В конце концов, оба влезли назад. Пока ехали, Гнилопа, не давая слова вставить, тарабанил про проплывающие за окном достопримечательности:
- Птицефабрика - крупнейшая в регионе, - мимо плыли низкие и длинные, похожие на бараки корпуса. - Наши Черемушки, - махнул он рукой в сторону стандартных панельных коробок. - Церковь, - ткнул он почему-то в ровную гладь пруда, - говорят, красивейшая в округе, только ее, когда реку поворачивали, залило, вся под воду ушла. А это, - голос его окреп, - наша краса и гордость, кормилица и поилица.
За лобовым стеклом возникли и приближались странные сооружения, похожие на поставленные на попа огромные катушки ниток, сверху змеился легкий дымок.
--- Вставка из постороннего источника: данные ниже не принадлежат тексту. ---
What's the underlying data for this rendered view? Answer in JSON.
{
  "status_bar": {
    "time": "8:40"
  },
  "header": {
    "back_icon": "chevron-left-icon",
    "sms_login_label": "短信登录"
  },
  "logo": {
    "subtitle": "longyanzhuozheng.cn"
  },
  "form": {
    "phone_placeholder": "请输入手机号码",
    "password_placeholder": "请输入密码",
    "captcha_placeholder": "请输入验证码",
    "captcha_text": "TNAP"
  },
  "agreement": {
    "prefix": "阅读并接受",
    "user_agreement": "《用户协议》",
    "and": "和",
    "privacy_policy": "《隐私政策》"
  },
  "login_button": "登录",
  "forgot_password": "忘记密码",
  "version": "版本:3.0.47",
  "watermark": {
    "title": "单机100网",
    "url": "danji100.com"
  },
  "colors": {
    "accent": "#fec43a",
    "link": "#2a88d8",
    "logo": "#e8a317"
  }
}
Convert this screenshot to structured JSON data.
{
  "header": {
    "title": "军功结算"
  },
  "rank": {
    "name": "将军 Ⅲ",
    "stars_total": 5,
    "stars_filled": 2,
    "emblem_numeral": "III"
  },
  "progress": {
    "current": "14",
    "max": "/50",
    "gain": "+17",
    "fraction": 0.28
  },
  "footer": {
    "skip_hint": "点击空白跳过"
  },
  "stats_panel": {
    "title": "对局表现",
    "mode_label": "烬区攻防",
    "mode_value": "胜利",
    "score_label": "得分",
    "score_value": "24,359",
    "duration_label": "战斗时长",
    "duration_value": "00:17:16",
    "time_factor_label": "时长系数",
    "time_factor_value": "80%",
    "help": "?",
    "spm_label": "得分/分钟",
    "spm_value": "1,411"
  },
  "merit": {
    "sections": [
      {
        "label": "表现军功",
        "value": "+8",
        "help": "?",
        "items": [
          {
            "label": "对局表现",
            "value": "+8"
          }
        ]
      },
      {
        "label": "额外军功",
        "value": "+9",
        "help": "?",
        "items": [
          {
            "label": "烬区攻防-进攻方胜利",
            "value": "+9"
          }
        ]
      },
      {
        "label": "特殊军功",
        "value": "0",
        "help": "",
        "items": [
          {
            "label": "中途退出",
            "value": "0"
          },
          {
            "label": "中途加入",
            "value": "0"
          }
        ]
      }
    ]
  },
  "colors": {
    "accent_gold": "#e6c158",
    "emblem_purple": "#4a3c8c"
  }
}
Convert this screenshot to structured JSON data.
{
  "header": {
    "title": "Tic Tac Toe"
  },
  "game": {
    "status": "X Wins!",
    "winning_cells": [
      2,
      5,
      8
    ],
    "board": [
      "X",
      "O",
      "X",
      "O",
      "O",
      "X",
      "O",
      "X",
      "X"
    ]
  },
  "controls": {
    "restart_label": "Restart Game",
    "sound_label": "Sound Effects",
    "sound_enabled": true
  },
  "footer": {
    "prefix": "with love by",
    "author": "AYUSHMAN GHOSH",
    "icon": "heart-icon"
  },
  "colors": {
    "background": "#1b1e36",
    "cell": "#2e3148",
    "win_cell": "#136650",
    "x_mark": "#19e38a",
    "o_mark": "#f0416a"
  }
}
За ними виднелись уже обычные производственные корпуса, поднятые наверх, тянущиеся вдоль дорог трубы теплотрасс.
- Вот она - станция атомная, считай, пол-Европы греем да освещаем. Усовершенствованный проект. Полтора Чернобыля!
По дороге к станции проскочили город - маленький сжавшийся вокруг площади центр. Видимо, ожидались выборы, весь город завесили листовками и плакатами.
- Не по выборам к нам? - словно подтверждая, осторожно поинтересовался полковник.
Сергей не успел ответить. Надвинулся высокий с кольцами колючки поверху забор. На самом заборе жирно - нельзя не заметить, намалевали: "Стой! Запретная зона!! Часовой стреляет без предупреждения!!!"
На КПП жуткая настороженная рожа приблизилась к самому окошку, поводила глазами по салону. Увидев полковника, часовой выпрямился, лицо стало бессмысленно бравым, откозырял, и машина без досмотра проскочила ворота. Слева и справа осталась вспаханная контрольно-следовая полоса. Сверкали фарфором изоляторы, телекамеры, не мигая, сурово смотрели объективами на всех входящих и въезжающих.
Чаечкин поежился. Но они уже катили к утопающему в зелени двухэтажному домику комендатуры. А здесь все было тихо и мирно. Свежевыкрашенный штакетник, поставленные покоем скамеечки, где курили у обреза прапорщики, один был почему-то с баяном, беседка, какая-то легкомысленная выложенная цветной плиткой дорожка к крыльцу и даже небольшой фонтанчик, пускающий струйку в поросшую зеленью чашу.
У фонтана машина остановилась, Гнилопа первым выскочил, распахнул дверцу.
- Что вы, что вы, - стеснительно забормотал Чаечкин, сползая с высокого сиденья.
Прапорщик с баяном уже был около машины. Он растянул меха, и накатила мелодия, что-то среднее с маршем и "к нам приехал, к нам приехал..."
Прапорщики, отставив сигареты, встали со скамеек по стойке смирно.
Гнилопа рукой отстранил выскочившего с рапортом дежурного, сунул ему Серегину сумку, и втроем они зашагали в комендатуру.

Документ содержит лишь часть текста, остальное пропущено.